D.S. : Depuis le 11 septembre, on voit que le monde bouge : la Chine, l’Inde, le Mexique, pour ne citer que quelques exemples... Mais il y a des pays qui ne bougent pas, ou à peine, même avec de l’argent : l’Arabie Saoudite, la Syrie... le monde islamique, en fait. C’est comme si l’histoire était une assemblée qui déclarait qu’il n’est pas possible de continuer avec un si grand nombre de personnes hors jeu. C’est une image, bien sûr. L’histoire n’est pas une assemblée. L’histoire produit des événements qui posent la question de l’intégration des personnes.
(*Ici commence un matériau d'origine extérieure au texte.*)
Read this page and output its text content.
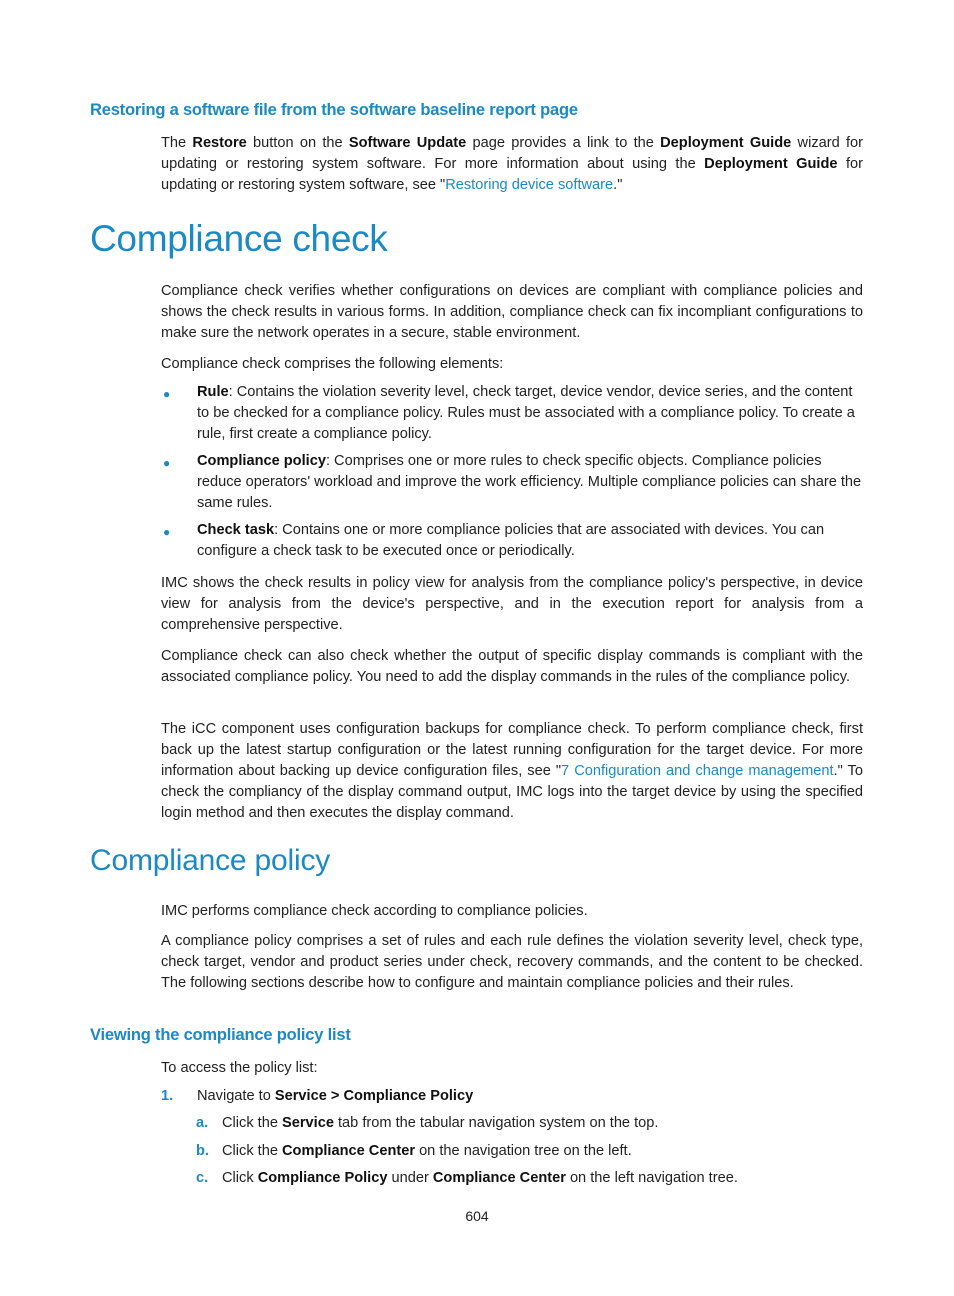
Restoring a software file from the software baseline report page

The Restore button on the Software Update page provides a link to the Deployment Guide wizard for updating or restoring system software. For more information about using the Deployment Guide for updating or restoring system software, see "Restoring device software."

Compliance check

Compliance check verifies whether configurations on devices are compliant with compliance policies and shows the check results in various forms. In addition, compliance check can fix incompliant configurations to make sure the network operates in a secure, stable environment.

Compliance check comprises the following elements:

● Rule: Contains the violation severity level, check target, device vendor, device series, and the content to be checked for a compliance policy. Rules must be associated with a compliance policy. To create a rule, first create a compliance policy.
● Compliance policy: Comprises one or more rules to check specific objects. Compliance policies reduce operators' workload and improve the work efficiency. Multiple compliance policies can share the same rules.
● Check task: Contains one or more compliance policies that are associated with devices. You can configure a check task to be executed once or periodically.

IMC shows the check results in policy view for analysis from the compliance policy's perspective, in device view for analysis from the device's perspective, and in the execution report for analysis from a comprehensive perspective.

Compliance check can also check whether the output of specific display commands is compliant with the associated compliance policy. You need to add the display commands in the rules of the compliance policy.

The iCC component uses configuration backups for compliance check. To perform compliance check, first back up the latest startup configuration or the latest running configuration for the target device. For more information about backing up device configuration files, see "7 Configuration and change management." To check the compliancy of the display command output, IMC logs into the target device by using the specified login method and then executes the display command.

Compliance policy

IMC performs compliance check according to compliance policies.

A compliance policy comprises a set of rules and each rule defines the violation severity level, check type, check target, vendor and product series under check, recovery commands, and the content to be checked. The following sections describe how to configure and maintain compliance policies and their rules.

Viewing the compliance policy list

To access the policy list:

1. Navigate to Service > Compliance Policy

a. Click the Service tab from the tabular navigation system on the top.

b. Click the Compliance Center on the navigation tree on the left.

c. Click Compliance Policy under Compliance Center on the left navigation tree.

604
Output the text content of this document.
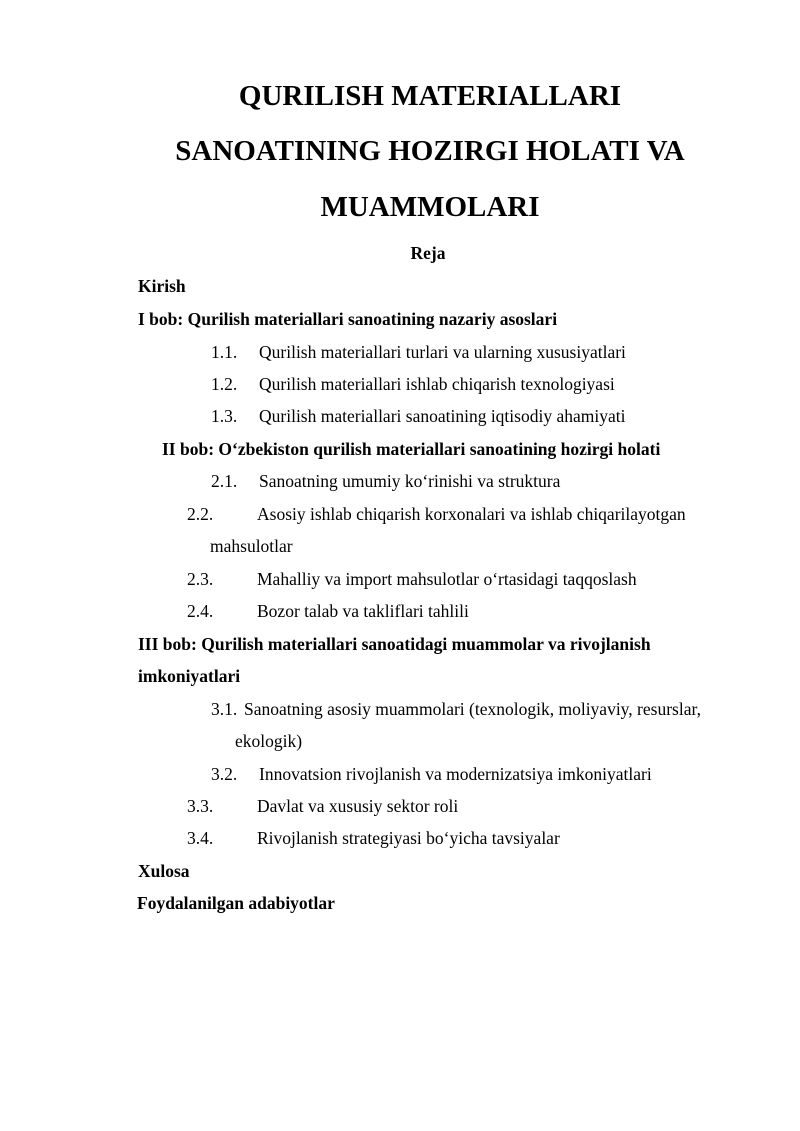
QURILISH MATERIALLARI
SANOATINING HOZIRGI HOLATI VA
MUAMMOLARI
Reja
Kirish
I bob: Qurilish materiallari sanoatining nazariy asoslari
1.1. Qurilish materiallari turlari va ularning xususiyatlari
1.2. Qurilish materiallari ishlab chiqarish texnologiyasi
1.3. Qurilish materiallari sanoatining iqtisodiy ahamiyati
II bob: O‘zbekiston qurilish materiallari sanoatining hozirgi holati
2.1. Sanoatning umumiy ko‘rinishi va struktura
2.2.	Asosiy ishlab chiqarish korxonalari va ishlab chiqarilayotgan
mahsulotlar
2.3.	Mahalliy va import mahsulotlar o‘rtasidagi taqqoslash
2.4.	Bozor talab va takliflari tahlili
III bob: Qurilish materiallari sanoatidagi muammolar va rivojlanish
imkoniyatlari
3.1. Sanoatning asosiy muammolari (texnologik, moliyaviy, resurslar,
ekologik)
3.2. Innovatsion rivojlanish va modernizatsiya imkoniyatlari
3.3.	Davlat va xususiy sektor roli
3.4.	Rivojlanish strategiyasi bo‘yicha tavsiyalar
Xulosa
Foydalanilgan adabiyotlar
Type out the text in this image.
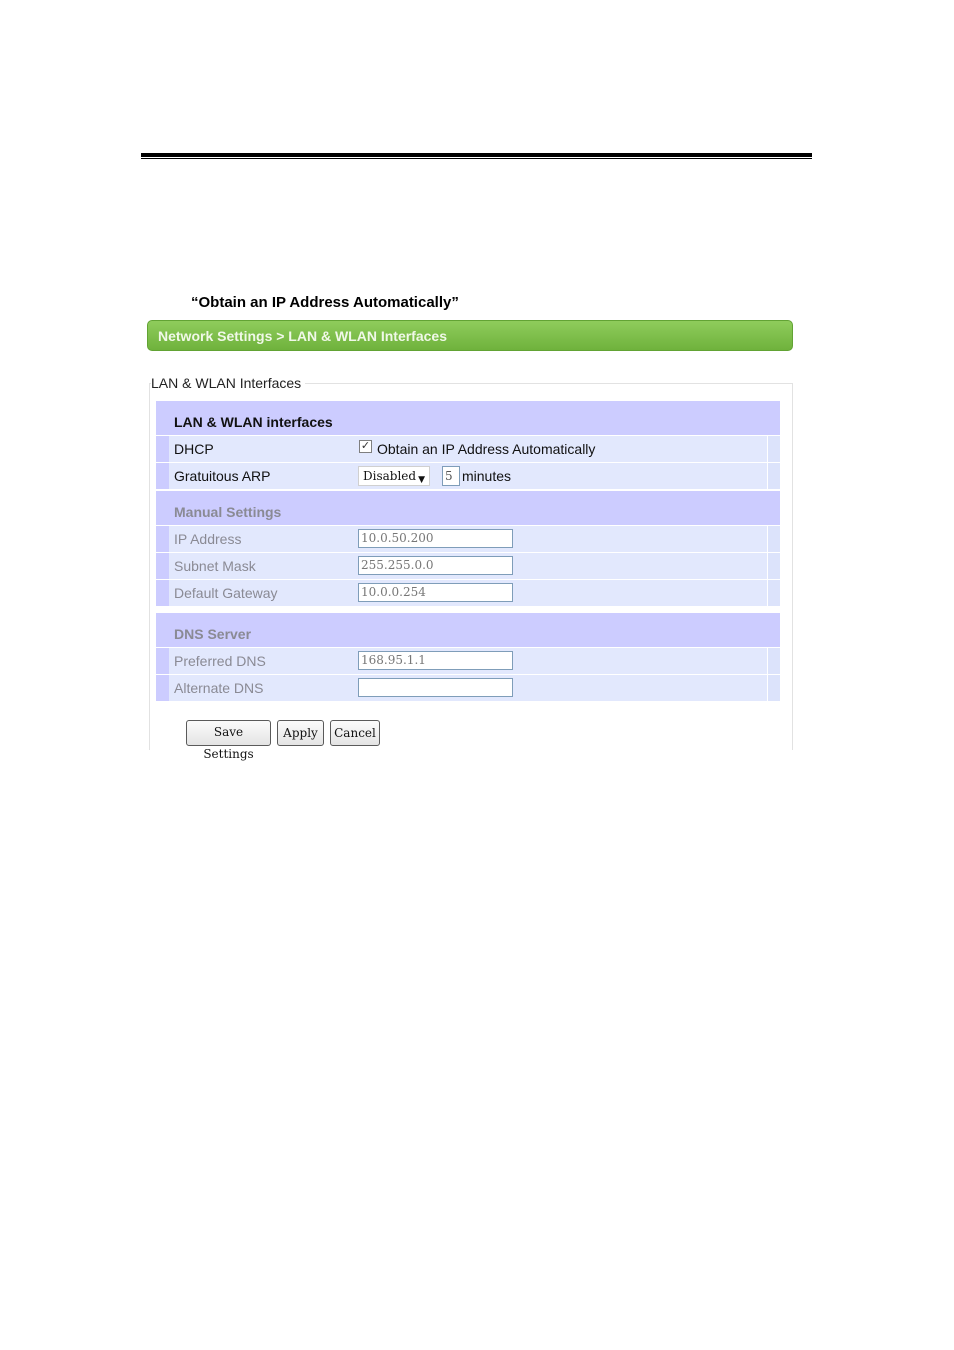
“Obtain an IP Address Automatically”
Network Settings > LAN & WLAN Interfaces
LAN & WLAN Interfaces
LAN & WLAN interfaces
DHCP	✓ Obtain an IP Address Automatically
Gratuitous ARP	Disabled ▼ 5 minutes
Manual Settings
IP Address	10.0.50.200
Subnet Mask	255.255.0.0
Default Gateway	10.0.0.254
DNS Server
Preferred DNS	168.95.1.1
Alternate DNS
Save Settings
Apply	Cancel
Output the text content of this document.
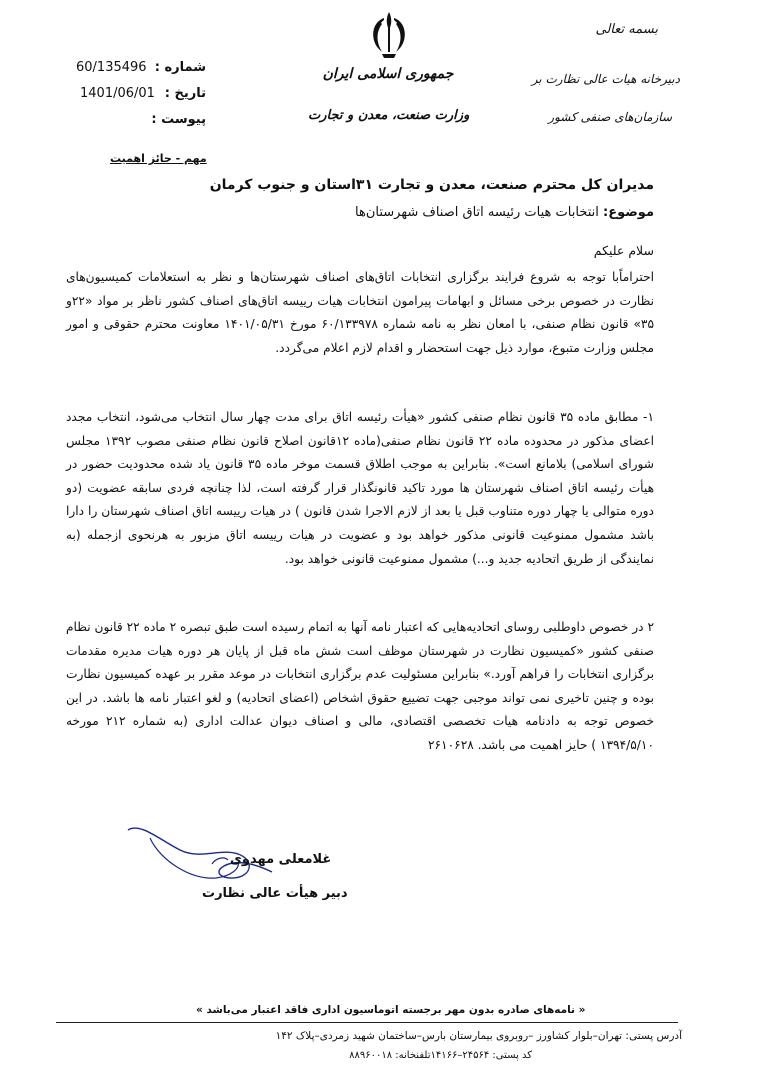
بسمه تعالی
دبیرخانه هیات عالی نظارت بر
سازمان‌های صنفی کشور
جمهوری اسلامی ایران
وزارت صنعت، معدن و تجارت
60/135496 شماره :
1401/06/01 تاریخ :
پیوست :
مهم - حائز اهمیت
مدیران کل محترم صنعت، معدن و تجارت ۳۱استان و جنوب کرمان
موضوع: انتخابات هیات رئیسه اتاق اصناف شهرستان‌ها
سلام علیکم
احتراماًبا توجه به شروع فرایند برگزاری انتخابات اتاق‌های اصناف شهرستان‌ها و نظر به استعلامات کمیسیون‌های نظارت در خصوص برخی مسائل و ابهامات پیرامون انتخابات هیات رییسه اتاق‌های اصناف کشور ناظر بر مواد «۲۲و ۳۵» قانون نظام صنفی، با امعان نظر به نامه شماره ۶۰/۱۳۳۹۷۸ مورخ ۱۴۰۱/۰۵/۳۱ معاونت محترم حقوقی و امور مجلس وزارت متبوع، موارد ذیل جهت استحضار و اقدام لازم اعلام می‌گردد.
۱- مطابق ماده ۳۵ قانون نظام صنفی کشور «هیأت رئیسه اتاق برای مدت چهار سال انتخاب می‌شود، انتخاب مجدد اعضای مذکور در محدوده ماده ۲۲ قانون نظام صنفی(ماده ۱۲قانون اصلاح قانون نظام صنفی مصوب ۱۳۹۲ مجلس شورای اسلامی) بلامانع است». بنابراین به موجب اطلاق قسمت موخر ماده ۳۵ قانون یاد شده محدودیت حضور در هیأت رئیسه اتاق اصناف شهرستان ها مورد تاکید قانونگذار قرار گرفته است، لذا چنانچه فردی سابقه عضویت (دو دوره متوالی یا چهار دوره متناوب قبل یا بعد از لازم الاجرا شدن قانون ) در هیات رییسه اتاق اصناف شهرستان را دارا باشد مشمول ممنوعیت قانونی مذکور خواهد بود و عضویت در هیات رییسه اتاق مزبور به هرنحوی ازجمله (به نمایندگی از طریق اتحادیه جدید و...) مشمول ممنوعیت قانونی خواهد بود.
۲ در خصوص داوطلبی روسای اتحادیه‌هایی که اعتبار نامه آنها به اتمام رسیده است طبق تبصره ۲ ماده ۲۲ قانون نظام صنفی کشور «کمیسیون نظارت در شهرستان موظف است شش ماه قبل از پایان هر دوره هیات مدیره مقدمات برگزاری انتخابات را فراهم آورد.» بنابراین مسئولیت عدم برگزاری انتخابات در موعد مقرر بر عهده کمیسیون نظارت بوده و چنین تاخیری نمی تواند موجبی جهت تضییع حقوق اشخاص (اعضای اتحادیه) و لغو اعتبار نامه ها باشد. در این خصوص توجه به دادنامه هیات تخصصی اقتصادی، مالی و اصناف دیوان عدالت اداری (به شماره ۲۱۲ مورخه ۱۳۹۴/۵/۱۰ ) حایز اهمیت می باشد. ۲۶۱۰۶۲۸
غلامعلی مهدوی
دبیر هیأت عالی نظارت
« نامه‌های صادره بدون مهر برجسته اتوماسیون اداری فاقد اعتبار می‌باشد »
آدرس پستی: تهران–بلوار کشاورز –روبروی بیمارستان بارس–ساختمان شهید زمردی–پلاک ۱۴۲
کد پستی: ۲۴۵۶۴–۱۴۱۶۶تلفنخانه: ۸۸۹۶۰۰۱۸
Les Chinois s’intègrent, ce qui génère un certain désordre : leur intégration suscite une augmentation du prix du pétrole et de l’or...

Le monde arabo-musulman ne s’intègre pas facilement à cause de cette onde fondamentale dont je vous parlais. Il ne faut pas considérer l’intégration du monde musulman comme celle d’un ensemble de personnes composé d’une avant-garde de gens avancés, et de fondamentaux que l’on pourrait convaincre de se rallier aux gens avancés. Pas du tout. L’islam est tout entier traversé par l’onde fondamentale et par l’onde conviviale - qui pousse les musulmans à vouloir vivre avec vous.

  • Quand l’intégration de l’islam aura-t-elle donc lieu ?

D.S. : C’est parce qu’elle est en cours qu’il y a des problèmes.

  • Les attentats seraient un signe d’intégration ?!

D.S. : Oui. Si en France, par exemple, les musulmans vivaient entièrement en vase clos, il n’y aurait pas de problème. C’est parce que les musulmanes veulent aller à l’école - mais avec le foulard -, c’est parce que les musulmans veulent aller à l’école - mais y respecter le Ramadan- que des problèmes surgissent et que l’on cherche des solutions : Comment faire ? Quelle loi adopter ?

Remarquez que les terroristes du 11 septembre étaient occidentalisés, mais ressentaient une violente jalousie à l’égard de l’Occident. Ne pouvant le vaincre, ils ont décidé de frapper l’Occident, de lui faire mal. Pour rien, et sans que cela n’aboutisse à quoi que ce soit. C’est une réaction mortifère : « Je n’aurai pas cela, mais tu ne l’auras pas non plus. Je ne serai pas tranquille, mais toi non plus. » C’est la logique du terrorisme. On ne peut toutefois pas se satisfaire d’une situation où un milliard trois cent millions de personnes ne sont pas intégrées. Le problème de l’intégration doit être résolu, même si c’est difficile. C’est un problème incontournable.